It depends on the details.
For each styrofoam board the bowling ball falls through, two things happen: the ball is slowed by the board, and the ball is accelerated by gravity. In energy terms, you can say the ball expends (loses) kinetic energy by straining and breaking the styrofoam, and gains kinetic energy from the conversion of potential energy as it falls.
Once you know what happens for the first board, you can predict the rest. But you need to observe more than just whether or not the first board breaks. You need to consider the speed the ball is falling. Especially, whether it is moving slower or faster the moment it meets the second board, than the moment it met the first board.

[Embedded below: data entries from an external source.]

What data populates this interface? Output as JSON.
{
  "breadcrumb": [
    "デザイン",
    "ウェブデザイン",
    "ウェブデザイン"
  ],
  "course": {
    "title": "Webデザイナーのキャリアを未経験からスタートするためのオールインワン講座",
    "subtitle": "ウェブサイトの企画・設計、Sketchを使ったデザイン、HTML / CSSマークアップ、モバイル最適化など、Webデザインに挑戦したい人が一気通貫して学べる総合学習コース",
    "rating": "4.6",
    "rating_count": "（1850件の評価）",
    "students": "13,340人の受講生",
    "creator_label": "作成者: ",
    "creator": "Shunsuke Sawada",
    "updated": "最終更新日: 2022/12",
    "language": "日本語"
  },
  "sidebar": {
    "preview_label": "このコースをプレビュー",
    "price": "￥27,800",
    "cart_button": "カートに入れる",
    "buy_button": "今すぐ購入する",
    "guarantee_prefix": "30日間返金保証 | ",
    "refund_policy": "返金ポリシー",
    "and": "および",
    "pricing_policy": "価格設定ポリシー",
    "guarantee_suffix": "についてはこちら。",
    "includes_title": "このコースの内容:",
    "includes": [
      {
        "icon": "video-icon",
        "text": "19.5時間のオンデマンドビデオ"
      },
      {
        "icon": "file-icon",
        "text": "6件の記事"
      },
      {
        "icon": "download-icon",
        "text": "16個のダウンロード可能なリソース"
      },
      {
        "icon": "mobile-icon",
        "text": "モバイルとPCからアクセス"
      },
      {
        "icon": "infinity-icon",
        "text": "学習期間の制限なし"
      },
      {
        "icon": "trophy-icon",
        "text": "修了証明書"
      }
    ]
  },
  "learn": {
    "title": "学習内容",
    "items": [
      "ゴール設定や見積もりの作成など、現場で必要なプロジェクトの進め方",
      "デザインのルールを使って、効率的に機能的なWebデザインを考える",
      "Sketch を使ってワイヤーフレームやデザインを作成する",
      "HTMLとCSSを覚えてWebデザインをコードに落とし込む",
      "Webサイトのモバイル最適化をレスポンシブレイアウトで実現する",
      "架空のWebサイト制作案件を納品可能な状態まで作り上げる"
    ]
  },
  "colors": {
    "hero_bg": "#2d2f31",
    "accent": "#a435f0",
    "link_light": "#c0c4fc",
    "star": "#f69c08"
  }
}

If the ball has slowed down, then it was more slowed by the board than it was sped up by gravity (that is, if it loses more kinetic energy to the board than it gains from the potential energy converted to kinetic energy in falling that distance), and it could eventually slow to a stop. Whether or not it does so before it gets all the way to the ground depends on how much it's slowed, how fast it was going in the first place, and how many boards there are. if it does reach the ground, then making the stack sufficiently higher would prevent it from doing so.
If the ball is going faster after the first board (that is, it gains more kinetic energy from converted potential energy than it expended on the board), then it will not stop no matter how high the stack of boards is. In that case making the structure taller by adding more boards could not change the outcome.
Changing the spacing of the boards could affect the outcome, though, because that changes the ratio of energy required to break a board versus potential energy converted by falling the distance of one board-to-board space. Changing the thickness or strength of the boards would also change that ratio.